コロナ禍の今、離れて暮らす親を心配する人が増えている。
「新型コロナで帰省を自粛した人も多いでしょう。ふだんであればすぐに気が付く異変にも、気が付くのが遅れるため、心配が尽きないという声をよく聞きます」
そう語るのは、介護作家・ブロガーの工藤広伸さん。工藤さんは岩手県で一人暮らしの認知症の母(77)を遠距離介護をしながら支えている。通常であれば年に20回ほど介護のため帰省しているが、今年は新型コロナウイルスの影響で帰省の頻度は少ないという。
「離れているときこそ役立てたいのが、見守りのために使えるツールです。IT機器などを自宅に設置してスマホと連動させると、現在の様子がわかるほか、部屋やテレビのスイッチを親に代わって入れることもできます。ほかに、エアコンの温度調節も可能。ITと聞くと『難しい』と思う方も多いでしょうが、とても便利なので使いこなせるようになることをおすすめします」(工藤さん・以下同)
IT機器の設定には、家にインターネット回線を導入する必要がある。回線にはモバイル回線と光回線があり、モバイルは月額4,000円前後で開通工事が不要、光回線は月額5,000円前後で開通工事が必要になる。回線速度が安定する光回線のほうがおすすめだという。
「私は介護を始めて8年になりますが、見守りツールを活用してから介護が本当にラクになりました。
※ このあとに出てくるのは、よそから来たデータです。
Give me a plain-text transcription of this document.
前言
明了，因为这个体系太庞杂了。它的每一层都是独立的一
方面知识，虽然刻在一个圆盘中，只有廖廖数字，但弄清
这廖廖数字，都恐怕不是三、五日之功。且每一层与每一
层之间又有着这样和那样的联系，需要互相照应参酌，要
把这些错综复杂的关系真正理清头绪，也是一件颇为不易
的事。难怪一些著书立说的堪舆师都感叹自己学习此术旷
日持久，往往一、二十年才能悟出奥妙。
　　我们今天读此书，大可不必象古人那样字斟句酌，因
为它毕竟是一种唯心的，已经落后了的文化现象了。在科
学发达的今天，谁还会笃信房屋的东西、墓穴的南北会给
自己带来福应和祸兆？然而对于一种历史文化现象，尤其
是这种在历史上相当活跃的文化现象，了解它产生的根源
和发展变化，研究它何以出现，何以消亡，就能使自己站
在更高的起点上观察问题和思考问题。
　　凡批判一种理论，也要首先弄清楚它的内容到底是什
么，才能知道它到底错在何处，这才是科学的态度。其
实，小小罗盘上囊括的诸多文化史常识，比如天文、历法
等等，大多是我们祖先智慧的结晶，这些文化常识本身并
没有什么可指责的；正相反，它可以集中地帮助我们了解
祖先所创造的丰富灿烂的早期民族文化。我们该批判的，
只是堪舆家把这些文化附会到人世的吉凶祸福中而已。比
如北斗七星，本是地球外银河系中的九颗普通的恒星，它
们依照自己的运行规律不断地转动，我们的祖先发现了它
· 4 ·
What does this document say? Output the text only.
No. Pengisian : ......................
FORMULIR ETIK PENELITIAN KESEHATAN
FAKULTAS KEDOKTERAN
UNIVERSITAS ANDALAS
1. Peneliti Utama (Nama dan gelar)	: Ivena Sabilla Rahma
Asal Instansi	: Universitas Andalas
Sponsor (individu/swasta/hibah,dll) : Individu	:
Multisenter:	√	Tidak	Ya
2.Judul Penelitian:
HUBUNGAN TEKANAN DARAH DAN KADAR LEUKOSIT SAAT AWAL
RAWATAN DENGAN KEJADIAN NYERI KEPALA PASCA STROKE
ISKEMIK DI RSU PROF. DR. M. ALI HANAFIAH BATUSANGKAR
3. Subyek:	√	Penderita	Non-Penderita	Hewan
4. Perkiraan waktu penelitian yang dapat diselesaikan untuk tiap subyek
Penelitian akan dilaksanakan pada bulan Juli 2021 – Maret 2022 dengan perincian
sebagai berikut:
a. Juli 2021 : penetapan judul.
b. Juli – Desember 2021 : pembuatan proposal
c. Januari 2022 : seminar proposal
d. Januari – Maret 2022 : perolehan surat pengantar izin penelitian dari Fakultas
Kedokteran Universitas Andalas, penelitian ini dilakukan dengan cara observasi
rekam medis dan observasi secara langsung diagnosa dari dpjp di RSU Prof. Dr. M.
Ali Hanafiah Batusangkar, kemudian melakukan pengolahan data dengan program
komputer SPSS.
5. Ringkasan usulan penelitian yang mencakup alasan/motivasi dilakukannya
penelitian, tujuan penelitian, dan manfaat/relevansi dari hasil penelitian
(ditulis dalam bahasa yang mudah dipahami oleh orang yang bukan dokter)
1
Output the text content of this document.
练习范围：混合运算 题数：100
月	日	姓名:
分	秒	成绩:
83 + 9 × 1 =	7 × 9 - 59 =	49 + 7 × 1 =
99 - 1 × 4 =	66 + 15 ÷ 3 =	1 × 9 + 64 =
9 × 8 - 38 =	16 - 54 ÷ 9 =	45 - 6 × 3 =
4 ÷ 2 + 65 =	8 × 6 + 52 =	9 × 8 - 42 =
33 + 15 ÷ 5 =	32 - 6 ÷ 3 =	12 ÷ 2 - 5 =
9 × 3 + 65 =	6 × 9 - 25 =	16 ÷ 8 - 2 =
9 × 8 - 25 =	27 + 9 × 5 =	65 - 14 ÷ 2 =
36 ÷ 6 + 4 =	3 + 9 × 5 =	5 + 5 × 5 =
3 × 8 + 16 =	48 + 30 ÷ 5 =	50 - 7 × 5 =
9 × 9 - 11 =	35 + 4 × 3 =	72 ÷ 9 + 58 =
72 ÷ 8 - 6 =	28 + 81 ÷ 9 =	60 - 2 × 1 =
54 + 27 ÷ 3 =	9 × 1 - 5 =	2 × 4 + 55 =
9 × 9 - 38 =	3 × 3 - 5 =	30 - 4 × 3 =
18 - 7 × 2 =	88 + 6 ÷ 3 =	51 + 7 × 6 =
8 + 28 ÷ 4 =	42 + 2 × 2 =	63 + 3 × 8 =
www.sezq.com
機器の購入費用はかかっても、毎月かかるコストは基本的にネット回線だけなので、トータルコストはかなり抑えられます」
工藤さんが実際に使っているIT機器を含めて、見守りツールの活用法を教えてもらった。
【スマホ連動型カーテン自動開閉機】
寝たきりになったときや、毎朝同じ時刻に起きるために、カーテンレールにスマホ連動型カーテン自動開閉機を装着すると、遠隔でカーテンを開き、部屋に日光を入れることができる。値段は7,000円前後から。
「また夕方に時刻を設定しておけば、自動でカーテンが閉まります。特に認知症の親御さんを見守るときに役立ちます」
【スマートスイッチ】
リモコンが付いていない暖房器具などを、スマホのアプリでオン・オフできるのがスマートスイッチ。1台4,000円前後で購入できる。
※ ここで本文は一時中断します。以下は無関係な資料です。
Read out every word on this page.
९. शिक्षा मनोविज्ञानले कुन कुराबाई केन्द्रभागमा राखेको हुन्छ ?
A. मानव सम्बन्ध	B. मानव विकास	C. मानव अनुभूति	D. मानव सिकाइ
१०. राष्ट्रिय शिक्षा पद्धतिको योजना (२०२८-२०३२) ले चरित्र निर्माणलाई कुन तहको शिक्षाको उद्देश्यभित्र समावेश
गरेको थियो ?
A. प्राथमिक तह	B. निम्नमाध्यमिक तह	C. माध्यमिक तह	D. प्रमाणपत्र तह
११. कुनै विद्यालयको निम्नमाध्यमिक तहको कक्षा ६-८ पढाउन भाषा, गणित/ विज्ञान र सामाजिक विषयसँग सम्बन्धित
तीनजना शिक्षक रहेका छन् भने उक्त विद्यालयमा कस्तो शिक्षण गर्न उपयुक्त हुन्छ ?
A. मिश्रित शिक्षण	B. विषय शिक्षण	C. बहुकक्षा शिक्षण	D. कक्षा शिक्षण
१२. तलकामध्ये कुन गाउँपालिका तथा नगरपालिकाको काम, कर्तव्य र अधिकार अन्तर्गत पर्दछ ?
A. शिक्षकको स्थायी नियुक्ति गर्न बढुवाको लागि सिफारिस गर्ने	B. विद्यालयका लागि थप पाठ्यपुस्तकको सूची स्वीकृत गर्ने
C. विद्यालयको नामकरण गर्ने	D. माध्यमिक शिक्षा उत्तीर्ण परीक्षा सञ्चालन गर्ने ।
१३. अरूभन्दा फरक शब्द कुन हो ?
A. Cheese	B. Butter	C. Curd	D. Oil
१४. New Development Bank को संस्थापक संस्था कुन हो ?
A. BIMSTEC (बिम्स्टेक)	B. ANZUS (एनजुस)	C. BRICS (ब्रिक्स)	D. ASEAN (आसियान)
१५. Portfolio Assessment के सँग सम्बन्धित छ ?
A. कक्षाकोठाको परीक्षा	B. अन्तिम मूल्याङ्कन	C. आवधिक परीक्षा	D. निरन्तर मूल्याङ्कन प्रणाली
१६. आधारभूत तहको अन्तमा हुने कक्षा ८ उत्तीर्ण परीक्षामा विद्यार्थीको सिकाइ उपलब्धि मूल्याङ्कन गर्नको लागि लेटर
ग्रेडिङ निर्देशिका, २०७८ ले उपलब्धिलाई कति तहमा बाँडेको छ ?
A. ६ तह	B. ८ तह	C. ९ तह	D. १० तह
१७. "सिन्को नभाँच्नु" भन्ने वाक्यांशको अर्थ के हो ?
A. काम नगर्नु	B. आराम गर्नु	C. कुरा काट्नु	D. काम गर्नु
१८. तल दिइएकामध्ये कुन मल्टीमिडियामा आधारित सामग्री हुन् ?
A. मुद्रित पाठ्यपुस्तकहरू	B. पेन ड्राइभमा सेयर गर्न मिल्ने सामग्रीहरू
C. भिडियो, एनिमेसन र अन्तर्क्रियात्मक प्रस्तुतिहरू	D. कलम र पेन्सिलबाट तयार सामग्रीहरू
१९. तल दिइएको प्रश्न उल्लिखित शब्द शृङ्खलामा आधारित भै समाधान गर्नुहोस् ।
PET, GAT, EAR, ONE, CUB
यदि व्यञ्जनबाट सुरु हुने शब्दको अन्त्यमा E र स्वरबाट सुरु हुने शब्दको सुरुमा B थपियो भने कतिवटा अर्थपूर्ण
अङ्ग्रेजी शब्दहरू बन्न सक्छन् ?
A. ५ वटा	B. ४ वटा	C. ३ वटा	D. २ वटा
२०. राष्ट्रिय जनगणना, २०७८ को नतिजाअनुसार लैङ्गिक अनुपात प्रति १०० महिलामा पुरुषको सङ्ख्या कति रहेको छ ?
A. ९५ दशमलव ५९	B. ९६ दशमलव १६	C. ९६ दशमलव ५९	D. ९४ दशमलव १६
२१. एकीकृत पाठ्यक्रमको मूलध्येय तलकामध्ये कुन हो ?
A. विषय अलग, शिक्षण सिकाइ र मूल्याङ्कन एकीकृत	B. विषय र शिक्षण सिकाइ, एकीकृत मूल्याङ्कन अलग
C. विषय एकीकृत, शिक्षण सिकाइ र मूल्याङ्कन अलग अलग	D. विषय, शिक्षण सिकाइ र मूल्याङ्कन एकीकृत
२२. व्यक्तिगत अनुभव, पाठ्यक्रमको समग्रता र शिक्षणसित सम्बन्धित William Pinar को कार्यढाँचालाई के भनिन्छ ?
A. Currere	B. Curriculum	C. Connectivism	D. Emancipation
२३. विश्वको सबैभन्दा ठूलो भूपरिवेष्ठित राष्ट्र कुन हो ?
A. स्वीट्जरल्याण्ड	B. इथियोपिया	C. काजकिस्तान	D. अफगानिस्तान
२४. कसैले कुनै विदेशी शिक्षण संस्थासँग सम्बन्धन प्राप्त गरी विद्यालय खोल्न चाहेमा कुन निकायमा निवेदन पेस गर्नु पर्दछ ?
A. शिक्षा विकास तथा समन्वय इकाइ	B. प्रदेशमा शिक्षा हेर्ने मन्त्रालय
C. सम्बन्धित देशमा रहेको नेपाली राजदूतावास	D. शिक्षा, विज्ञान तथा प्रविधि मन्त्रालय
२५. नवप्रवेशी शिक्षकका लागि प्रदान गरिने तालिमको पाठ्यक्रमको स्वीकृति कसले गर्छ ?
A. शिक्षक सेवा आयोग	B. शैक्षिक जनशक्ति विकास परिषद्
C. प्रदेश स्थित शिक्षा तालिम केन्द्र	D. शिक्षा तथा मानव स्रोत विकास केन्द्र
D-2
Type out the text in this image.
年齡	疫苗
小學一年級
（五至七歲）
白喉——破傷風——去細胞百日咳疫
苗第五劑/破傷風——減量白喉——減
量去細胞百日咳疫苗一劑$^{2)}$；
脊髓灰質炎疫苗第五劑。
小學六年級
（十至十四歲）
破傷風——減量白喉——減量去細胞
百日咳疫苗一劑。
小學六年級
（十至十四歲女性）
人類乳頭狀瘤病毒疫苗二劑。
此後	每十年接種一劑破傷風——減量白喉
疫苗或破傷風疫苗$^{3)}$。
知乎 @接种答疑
「冬はエアコンだけでは寒いので、私の親はリビングで石油ファンヒーターを使っています。見守りカメラで新聞や洗濯物が近くにないか確認してからスイッチを押します。ヒーターの下に設置してあるボックスからアームが出てきてボタンを押す仕組みです」
【スマートロック】
「要介護の人は、家のカギをなくしがちなので鈴を付けるなど工夫をした経験があると思います。スマートロックはスマホのアプリを使ってドアの開け閉めをするので、カギの開閉を遠隔操作できます」
値段は1万〜2万円前後。両面テープで貼り付けるタイプや穴開け工事が必要なタイプがある。
【スマートスピーカー】
スピーカーに向かって話しかけるとAI(人工知能)アシスタントが応答してくれるのがスマートスピーカー。安い機種は3,000円前後で購入できる。
「認知症の母のために、今日の予定を音声で繰り返し知らせるようにしたことで、電話をする手間が省けました。スマートスピーカーから『今日はデイサービスに行く』と呼びかけられると、母は出かける支度をします」
このほか、ヘルパーや訪問リハビリなどの先生が訪れる前にも同じく声かけを設定しておき、来訪に備えてもらうという。
【録画機能付きインターホン】
やりとりの音声や映像が残るので、訪問者を特定できるほか、留守中の訪問者を録画できる機能のものもある。または、スマホで親の代わりに来訪者に応答できる機種も。値段は1万円台から。
【ナンバーディスプレイ式固定電話】
相手の電話番号が電話機のディスプレイに表示されるほか、電話機に登録されていない相手からかかると、《電話機に登録されていない迷惑電話の可能性があります》と音声で知らせてくれる。値段は1万5,000円前後から。
「実家の電話は常時、迷惑電話モードにしているのですが、私が電話をかけると『息子から電話です』と電話機が呼びかけるので、母は私の電話に出ることができます」
どれも機器の設定とスマホの設定さえクリアすれば、あとは簡単に使えるという。ゴールが見えない介護をラクにするためにも、こうしたツールをぜひ活用しよう。